In his last season as an Oklahoma Christian University Eagle, senior Landon Huslig said he managed to achieve one of his dreams with just a lean.
“My strategy was just to go for broke,” Huslig said. “I knew it would be a tough race and I wanted to show why I belonged with the leaders in the race.”
On May 26, Huslig became Oklahoma Christian’s first Division II National Champion by winning the 400-meter hurdle race in a record time of 49.67 seconds.
Huslig edged American International College runner Chad Miller by .05 seconds to claim the national champion title.
“I knew it was going to be close, so I tried to concentrate on leaning hard as I crossed the finish line,” Huslig said.“I was hoping I won, but it was close enough the only way I would know for sure is when it showed up on the official clock.”
Huslig said he leaned so hard he could not control his momentum and fractured his wrist at the conclusion of the race.
“I leaned hard enough across the line that I lost my balance and was too tired to recover,” Huslig said.” So, I tried to stop my fall with my arm, which did not work out so great.”
Khallifah Rosser from California State University–Los Angeles recorded the best time in the preliminary race, 49.23 seconds, and was the favorite to win the national title. Rosser stood as the only athlete to post a time under 50 seconds going into the title race.

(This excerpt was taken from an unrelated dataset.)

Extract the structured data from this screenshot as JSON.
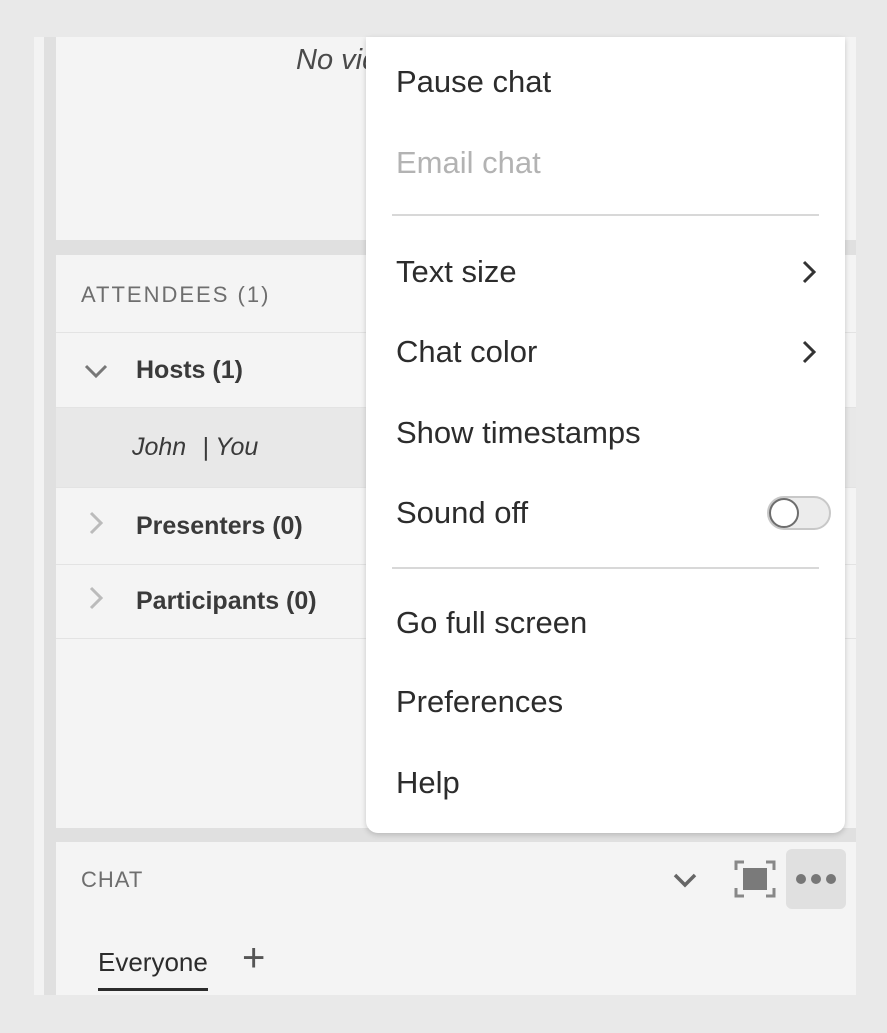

Despite being the favorite, Rosser caught his leg on the hurdle in the first curve of the title race and fell, which increased Huslig’s chance to win the race. Although, Huslig said he had no idea Rosser fell and continued to push himself to the finish line.
“At that point in the race, he was behind me and I was so focused on myself that I did not know what had happened to him until after the race was over,” Huslig said.
With a lean and a .05 second cushion over Miller, Huslig claimed the National Champion title and his fifth career All-America honor. Not only was this the first Division II Champion for Oklahoma Christian, Huslig also became the first Oklahoma Christian Great American Conference Athlete to win a national title.
On May 6, 2017, Huslig broke Coach Jeff Bennett’s 49-year-old school record of 51.44 seconds and lowered the record even more with his championship run of 49.67 seconds.
At the conclusion of the race, Huslig said Bennett was excited to witness the successful run and another 400 hurdle championship.
“It has been a huge blessing to have him as a mentor these last four years,” Huslig said.
Huslig’s national champion honor earned him a spot in the preliminary 400 hurdle race at the USATF Outdoor Championship on June 21. Huslig posted a time of 51.17 seconds, missing the qualifying time for the semi-final race by .09 of a second.Although the USATF race marked Huslig’s final run as an Eagle, Huslig earned one more award for Oklahoma Christian to add to his legacy.
In a Twitter poll, voters chose Huslig’s championship 400 hurdle race as the Most Outstanding Performance at a NCAA Division II Championship by a Great American Conference athlete or team. He received 36 percent of the 705 votes to earn this leGACy award.
Because last spring was his final season of eligibility as a collegiate athlete, Huslig said his goals for this school year are simple.
“I am out of eligibility,” Huslig said. “Personal goals for the year are to graduate—finally—and give as much knowledge as I can to those still on the team.”
Track and Field Coach Wade Miller said Huslig has already impacted the team in a positive manner through his tenacity and determination, and he will continue to provide insight and support, despite no longer competing.
“In Huslig’s effort to achieve his best, he has been a great example of commitment to our sport as well as giving back to our program through his leadership and grit,” Miller said. “Leading up to competition everyone knew that Landon would give his best effort and that type of attitude enabled trust from teammates and coaches. That trust translated to confidence and focus on relays and helped our team accomplish some special things over his career.”